This was revelatory for me. I had never realised how much stock queer people had put into the whole Harry Potter thing.
When my daughter first started reading them, I found them to be very much akin to the childrens' books I grew up with. A welcome relief from the dysfunctional families and unreliable narrators of most mofern 'childrens' writing'. Just a good, old-fashioned boarding-school romp with a gang of loyal friends putting one over on bumbling grown-ups!
OK, so Rowlings' prose is pedestrian at best, her world-building is sloppy and there are more plot-holes than a Marvel comic printed on lace. Characters are two-dimensional, stereotypical and derivative.

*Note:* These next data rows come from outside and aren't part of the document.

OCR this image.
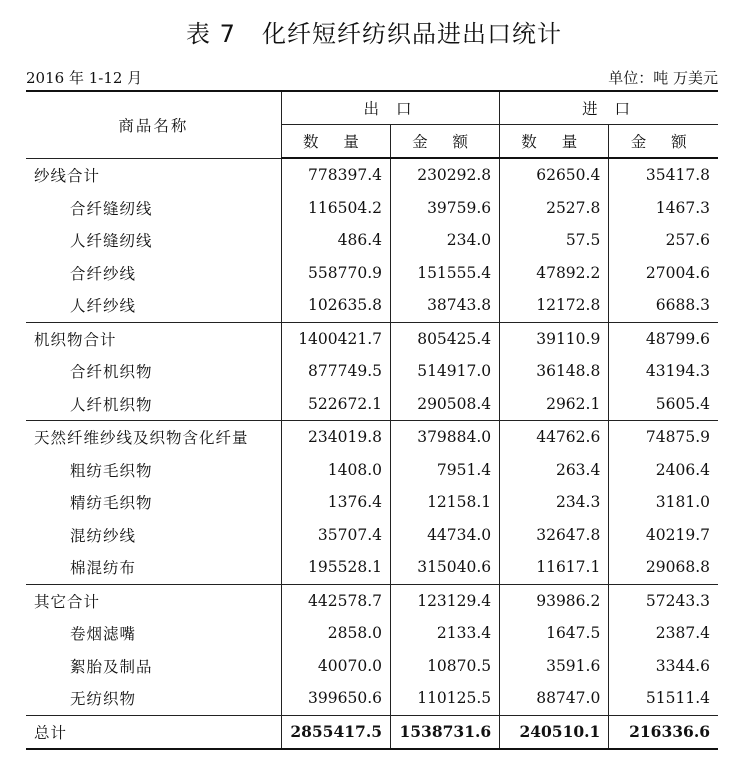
表 7 化纤短纤纺织品进出口统计
2016 年 1-12 月	单位：吨 万美元
商品名称	出 口		进 口	
	数 量	金 额	数 量	金 额
纱线合计	778397.4	230292.8	62650.4	35417.8
合纤缝纫线	116504.2	39759.6	2527.8	1467.3
人纤缝纫线	486.4	234.0	57.5	257.6
合纤纱线	558770.9	151555.4	47892.2	27004.6
人纤纱线	102635.8	38743.8	12172.8	6688.3
机织物合计	1400421.7	805425.4	39110.9	48799.6
合纤机织物	877749.5	514917.0	36148.8	43194.3
人纤机织物	522672.1	290508.4	2962.1	5605.4
天然纤维纱线及织物含化纤量	234019.8	379884.0	44762.6	74875.9
粗纺毛织物	1408.0	7951.4	263.4	2406.4
精纺毛织物	1376.4	12158.1	234.3	3181.0
混纺纱线	35707.4	44734.0	32647.8	40219.7
棉混纺布	195528.1	315040.6	11617.1	29068.8
其它合计	442578.7	123129.4	93986.2	57243.3
卷烟滤嘴	2858.0	2133.4	1647.5	2387.4
絮胎及制品	40070.0	10870.5	3591.6	3344.6
无纺织物	399650.6	110125.5	88747.0	51511.4
总计	2855417.5	1538731.6	240510.1	216336.6
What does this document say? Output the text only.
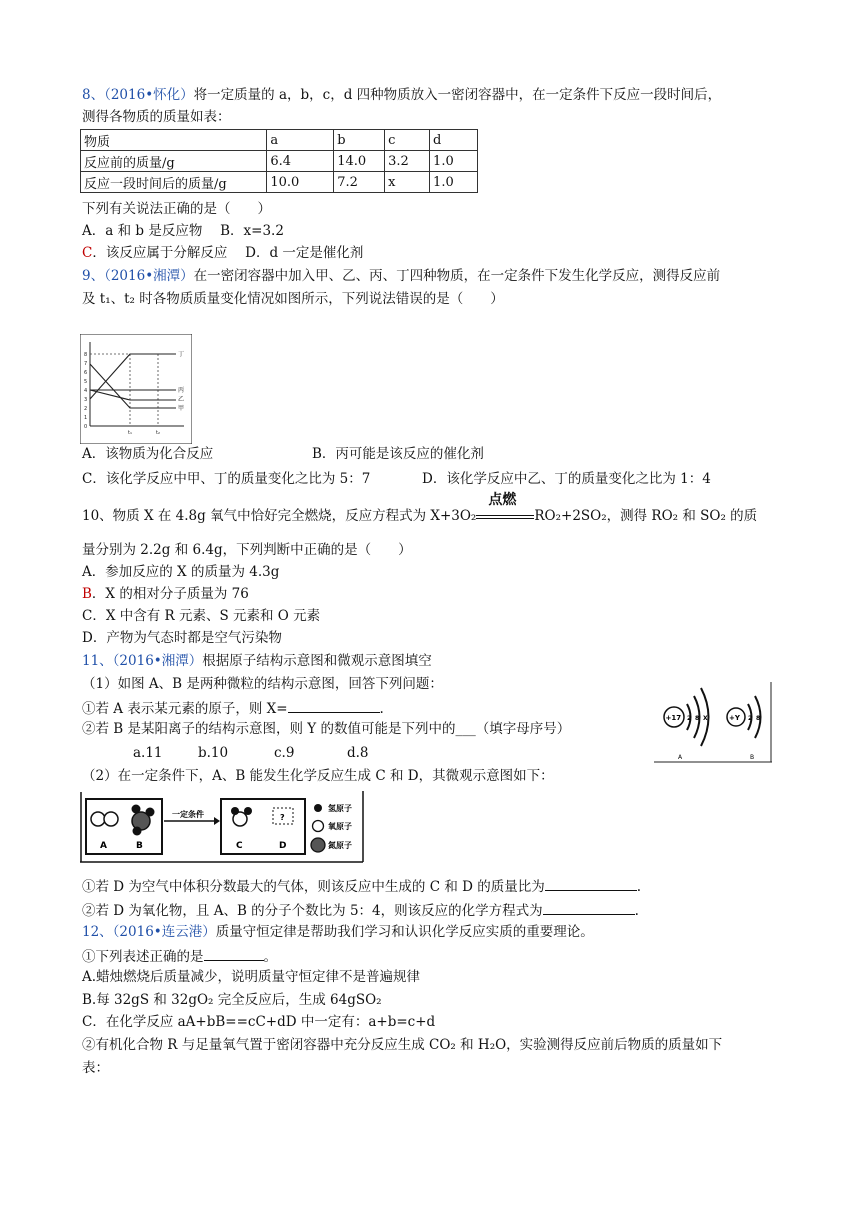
8、（2016•怀化）将一定质量的 a，b，c，d 四种物质放入一密闭容器中，在一定条件下反应一段时间后，
测得各物质的质量如表：
物质	a	b	c	d
反应前的质量/g	6.4	14.0	3.2	1.0
反应一段时间后的质量/g	10.0	7.2	x	1.0
下列有关说法正确的是（　　）
A．a 和 b 是反应物　 B．x=3.2
C．该反应属于分解反应　 D．d 一定是催化剂
9、（2016•湘潭）在一密闭容器中加入甲、乙、丙、丁四种物质，在一定条件下发生化学反应，测得反应前
及 t₁、t₂ 时各物质质量变化情况如图所示，下列说法错误的是（　　）
8
7
6
5
4
3
2
1
0
t₁	t₂
丁
丙
乙
甲
A．该物质为化合反应	B．丙可能是该反应的催化剂
C．该化学反应中甲、丁的质量变化之比为 5：7	D．该化学反应中乙、丁的质量变化之比为 1：4
10、物质 X 在 4.8g 氧气中恰好完全燃烧，反应方程式为 X+3O₂
点燃
RO₂+2SO₂，测得 RO₂ 和 SO₂ 的质
量分别为 2.2g 和 6.4g，下列判断中正确的是（　　）
A．参加反应的 X 的质量为 4.3g
B．X 的相对分子质量为 76
C．X 中含有 R 元素、S 元素和 O 元素
D．产物为气态时都是空气污染物
11、（2016•湘潭）根据原子结构示意图和微观示意图填空
（1）如图 A、B 是两种微粒的结构示意图，回答下列问题：
①若 A 表示某元素的原子，则 X=	.
②若 B 是某阳离子的结构示意图，则 Y 的数值可能是下列中的___（填字母序号）
a.11	b.10	c.9	d.8
+17 2 8 X
A
+Y 2 8
B
（2）在一定条件下，A、B 能发生化学反应生成 C 和 D，其微观示意图如下：
A	B
一定条件	?
C	D
氢原子
氧原子
氮原子
①若 D 为空气中体积分数最大的气体，则该反应中生成的 C 和 D 的质量比为	.
②若 D 为氧化物，且 A、B 的分子个数比为 5：4，则该反应的化学方程式为	.
12、（2016•连云港）质量守恒定律是帮助我们学习和认识化学反应实质的重要理论。
①下列表述正确的是	。
A.蜡烛燃烧后质量减少，说明质量守恒定律不是普遍规律
B.每 32gS 和 32gO₂ 完全反应后，生成 64gSO₂
C．在化学反应 aA+bB==cC+dD 中一定有：a+b=c+d
②有机化合物 R 与足量氧气置于密闭容器中充分反应生成 CO₂ 和 H₂O，实验测得反应前后物质的质量如下
表：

Dumbledore is a blend of Ben Kenobi and Gandalf. Snape is Nasty Teacher and MacGonagall is Strict But Fair Teacher. Anyone who doesn't immediately recognise Kirk, Spock and McCoy in Harry, Hermione and Ron simply isn't paying attention.
But her Christian allegory is far less heavy-handed than C S Lewis, and by comparison with the racism, sexism and class bias of the execrable Enid Blyton, she is positively woke!
Point being, they were reasonable books which allowed kids, for the first tme in decades, to read purely for pleasure and relaxation without having 'Issues' shoved at them.
Now I was aware that certain adults were in the habit of discussing the books in pretentious, pseudo-scholarly terms. This I found hilarious.
It is, however, profoundly upsetting to realise that this series of average but enjoyable kids books provided perhaps the only refuge for young people like yourself. It says far too much about the marginalisation of queer people in mainstream media and culture.
I fear that all I have to offer is the words of Epictetus the Stoic:
"First say to yourself what you would be; and then do what you have to do.”